Thursday, 2 February 2012

One of my favorite broad leaved evergreen shrubs. Mahonia has buds ready to open, and soon.

Cyclamen coum requires a closer inspection to find its tightly furled, fuchsia colored buds. Almost ready.

The flowerbuds of Helleborus Early Purple Group are also just waiting for a few days of sunshine to open.

Other plants are not so hesitant. There are flowers in the open garden, so it must be Spring, right!?

Surprisingly early, a couple of Helleborus ×orientalis are in bloom. This attractively freckled apple green

and another with flowers speckled all over in pink.

But of course it wouldn't be Spring if there were not snowdrops in bloom. Galanthus woronowii
with bright green leaves (and flowers furled on this overcast day) has emerged from frozen ground.


January


Friday, 27 January 2012

This early in the year it is my greenhouse that produces flowers for BelleWood in bloom.
Cyclamen persicum produces its numerous dancing pink butterfly flowers. I have had this
tuber since 1973. An easy keeper, it has performed under grow-lights, in a spare room's window,
and in my cool greenhouse where it seems happiest of all. Most years it receives a top-dressing
of fresh potting soil, and only infrequently a complete repotting. Clearly it's happy. And so am I.
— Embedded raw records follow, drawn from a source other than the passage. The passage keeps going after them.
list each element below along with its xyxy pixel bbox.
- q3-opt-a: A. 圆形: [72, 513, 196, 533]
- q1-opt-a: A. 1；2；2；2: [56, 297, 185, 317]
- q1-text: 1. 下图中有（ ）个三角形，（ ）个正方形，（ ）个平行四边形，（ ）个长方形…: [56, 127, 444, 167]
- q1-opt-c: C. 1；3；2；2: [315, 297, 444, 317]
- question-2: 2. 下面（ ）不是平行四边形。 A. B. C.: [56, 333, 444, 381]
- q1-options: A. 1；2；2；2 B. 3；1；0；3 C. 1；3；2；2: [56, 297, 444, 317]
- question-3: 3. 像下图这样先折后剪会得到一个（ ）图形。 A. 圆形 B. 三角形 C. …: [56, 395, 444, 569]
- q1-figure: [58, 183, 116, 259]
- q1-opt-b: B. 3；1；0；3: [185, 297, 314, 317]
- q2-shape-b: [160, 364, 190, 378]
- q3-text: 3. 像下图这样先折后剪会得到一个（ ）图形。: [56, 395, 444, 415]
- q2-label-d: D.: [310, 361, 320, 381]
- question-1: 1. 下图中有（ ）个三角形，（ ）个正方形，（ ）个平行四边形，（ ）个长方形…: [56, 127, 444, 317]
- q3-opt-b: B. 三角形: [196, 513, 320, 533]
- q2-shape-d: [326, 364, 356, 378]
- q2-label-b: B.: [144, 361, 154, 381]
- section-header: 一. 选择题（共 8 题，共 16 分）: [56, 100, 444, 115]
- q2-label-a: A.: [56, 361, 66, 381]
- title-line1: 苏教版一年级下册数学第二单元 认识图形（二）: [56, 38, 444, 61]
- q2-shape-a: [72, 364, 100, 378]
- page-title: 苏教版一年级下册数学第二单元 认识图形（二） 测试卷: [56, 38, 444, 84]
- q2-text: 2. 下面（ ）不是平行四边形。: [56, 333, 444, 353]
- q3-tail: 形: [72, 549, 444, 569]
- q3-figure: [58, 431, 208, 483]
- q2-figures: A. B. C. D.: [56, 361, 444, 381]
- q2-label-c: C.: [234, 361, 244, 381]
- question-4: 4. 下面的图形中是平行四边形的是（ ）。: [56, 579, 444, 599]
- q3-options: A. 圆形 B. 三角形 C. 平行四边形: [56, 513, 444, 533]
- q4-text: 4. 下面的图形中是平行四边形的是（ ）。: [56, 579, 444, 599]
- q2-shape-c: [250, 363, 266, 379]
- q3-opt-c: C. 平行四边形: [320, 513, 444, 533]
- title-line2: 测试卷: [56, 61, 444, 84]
A pity it is not possible to photograph fragrance, or I could share with you
the delightful lemony perfume of Freesia alba, noticeable as soon as I
enter the greenhouse. The corms of this South African geophyte were
sent by a friend in California who has it in her garden. It needs repotting
every year, so vigorously do the corms grow and multiply. Just elegant.